The reason we can be so confident is because of that steering unit. Look at it. It looks more like a piece of gym equipment than something you’d use to change the direction of your car. According to Hyundai’s bumpf, it’s modeled after a cockpit and is “optimised for dynamic driving”. Handy tip: if anyone ever starts spewing that kind of language at you, smile earnestly, nod your head slowly, make your excuses and leave. It’s best for everyone.

4. Toyota FV 2: 2013

Toyota has something of a habit of building bonkers concepts, especially for the Tokyo Motor Show. Last year’s FV2 was no exception.
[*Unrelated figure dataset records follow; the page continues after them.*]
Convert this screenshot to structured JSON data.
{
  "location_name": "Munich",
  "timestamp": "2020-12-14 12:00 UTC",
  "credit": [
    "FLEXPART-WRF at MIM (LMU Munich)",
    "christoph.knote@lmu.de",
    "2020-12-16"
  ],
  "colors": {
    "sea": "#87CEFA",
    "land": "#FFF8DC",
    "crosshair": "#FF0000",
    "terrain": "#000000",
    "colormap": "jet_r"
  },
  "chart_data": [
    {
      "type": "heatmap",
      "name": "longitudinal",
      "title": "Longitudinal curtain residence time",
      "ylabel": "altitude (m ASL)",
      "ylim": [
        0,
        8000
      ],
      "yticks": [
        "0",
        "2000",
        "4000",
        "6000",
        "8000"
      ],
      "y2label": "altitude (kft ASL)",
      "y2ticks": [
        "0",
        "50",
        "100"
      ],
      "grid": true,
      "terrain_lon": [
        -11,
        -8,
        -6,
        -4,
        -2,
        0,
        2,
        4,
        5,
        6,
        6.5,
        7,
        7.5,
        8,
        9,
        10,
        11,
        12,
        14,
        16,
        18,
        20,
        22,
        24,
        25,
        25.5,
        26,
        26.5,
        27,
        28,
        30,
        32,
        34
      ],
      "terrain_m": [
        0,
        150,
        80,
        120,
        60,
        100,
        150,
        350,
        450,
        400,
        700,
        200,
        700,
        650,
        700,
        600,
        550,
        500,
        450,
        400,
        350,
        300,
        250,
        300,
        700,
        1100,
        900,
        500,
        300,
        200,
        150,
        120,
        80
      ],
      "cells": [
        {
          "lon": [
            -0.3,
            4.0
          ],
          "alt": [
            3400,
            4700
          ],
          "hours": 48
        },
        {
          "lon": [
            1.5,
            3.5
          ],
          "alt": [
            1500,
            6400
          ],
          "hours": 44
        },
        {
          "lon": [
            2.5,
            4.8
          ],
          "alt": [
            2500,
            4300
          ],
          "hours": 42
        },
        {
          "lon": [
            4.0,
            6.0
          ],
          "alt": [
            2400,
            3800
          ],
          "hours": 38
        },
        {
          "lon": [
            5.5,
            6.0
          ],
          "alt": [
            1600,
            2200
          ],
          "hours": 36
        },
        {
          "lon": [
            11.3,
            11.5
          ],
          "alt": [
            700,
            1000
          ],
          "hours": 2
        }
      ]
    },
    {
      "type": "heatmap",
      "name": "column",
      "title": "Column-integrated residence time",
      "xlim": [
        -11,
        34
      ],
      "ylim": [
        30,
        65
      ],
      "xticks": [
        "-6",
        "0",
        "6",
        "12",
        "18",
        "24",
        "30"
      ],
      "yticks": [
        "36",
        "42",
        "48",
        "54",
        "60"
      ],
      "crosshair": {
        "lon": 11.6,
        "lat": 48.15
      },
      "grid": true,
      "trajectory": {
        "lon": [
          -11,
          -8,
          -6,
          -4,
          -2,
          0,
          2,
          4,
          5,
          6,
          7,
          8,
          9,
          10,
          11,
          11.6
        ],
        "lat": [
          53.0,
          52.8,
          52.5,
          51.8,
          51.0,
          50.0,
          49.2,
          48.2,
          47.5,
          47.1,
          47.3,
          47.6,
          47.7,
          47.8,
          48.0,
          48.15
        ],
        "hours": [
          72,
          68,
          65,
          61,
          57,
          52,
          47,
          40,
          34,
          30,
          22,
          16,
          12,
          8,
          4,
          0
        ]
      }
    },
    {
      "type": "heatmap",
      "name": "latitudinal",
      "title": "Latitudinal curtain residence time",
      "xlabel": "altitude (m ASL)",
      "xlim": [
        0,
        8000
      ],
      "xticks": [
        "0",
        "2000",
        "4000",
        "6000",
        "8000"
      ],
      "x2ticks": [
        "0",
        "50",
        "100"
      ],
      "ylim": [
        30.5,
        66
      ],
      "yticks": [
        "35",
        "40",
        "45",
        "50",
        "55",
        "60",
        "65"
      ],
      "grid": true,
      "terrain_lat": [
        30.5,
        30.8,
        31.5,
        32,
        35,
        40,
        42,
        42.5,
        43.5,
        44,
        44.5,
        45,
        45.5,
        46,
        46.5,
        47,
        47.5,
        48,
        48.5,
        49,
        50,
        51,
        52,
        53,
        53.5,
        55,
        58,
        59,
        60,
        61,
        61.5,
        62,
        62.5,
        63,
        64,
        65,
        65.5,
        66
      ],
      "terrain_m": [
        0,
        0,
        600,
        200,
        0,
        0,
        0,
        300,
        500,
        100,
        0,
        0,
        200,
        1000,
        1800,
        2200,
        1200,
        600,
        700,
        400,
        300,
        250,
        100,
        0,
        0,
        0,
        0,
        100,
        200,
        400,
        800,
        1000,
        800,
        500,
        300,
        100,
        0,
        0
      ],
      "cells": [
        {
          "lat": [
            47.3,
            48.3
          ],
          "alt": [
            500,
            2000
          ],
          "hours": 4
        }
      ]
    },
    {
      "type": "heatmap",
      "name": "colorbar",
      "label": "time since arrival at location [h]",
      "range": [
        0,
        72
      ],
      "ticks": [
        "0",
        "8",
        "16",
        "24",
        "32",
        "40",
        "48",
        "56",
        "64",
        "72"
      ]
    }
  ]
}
In fact, it’s difficult to even think of this horse inspired vehicle as a car.

According to Toyota, “the vehicle enhances the driving experience by connecting physically and emotionally with the driver, becoming more fun to drive the more it is used”.

Owners would ride the FV2 in the manner you see demonstrated in the photo above, steering it by leaning from side to side. That’s obviously completely safe with no risk at all of anything ever going wrong. Right?

5. Studebaker Astral: 1957

Just in case you thought that attempts to get rid of, or drastically alter, the form of the steering wheel, take a look Studebaker’s 1957 Astral concept.

Weird throughout (it was supposed to be Atomic powered and drive on one wheel), the Astral’s designers apparently tried to take as much of the dashboard as possible and cram it into a steering unit more reminiscent of the controls of a jet than anything that appeared on any subsequent cars.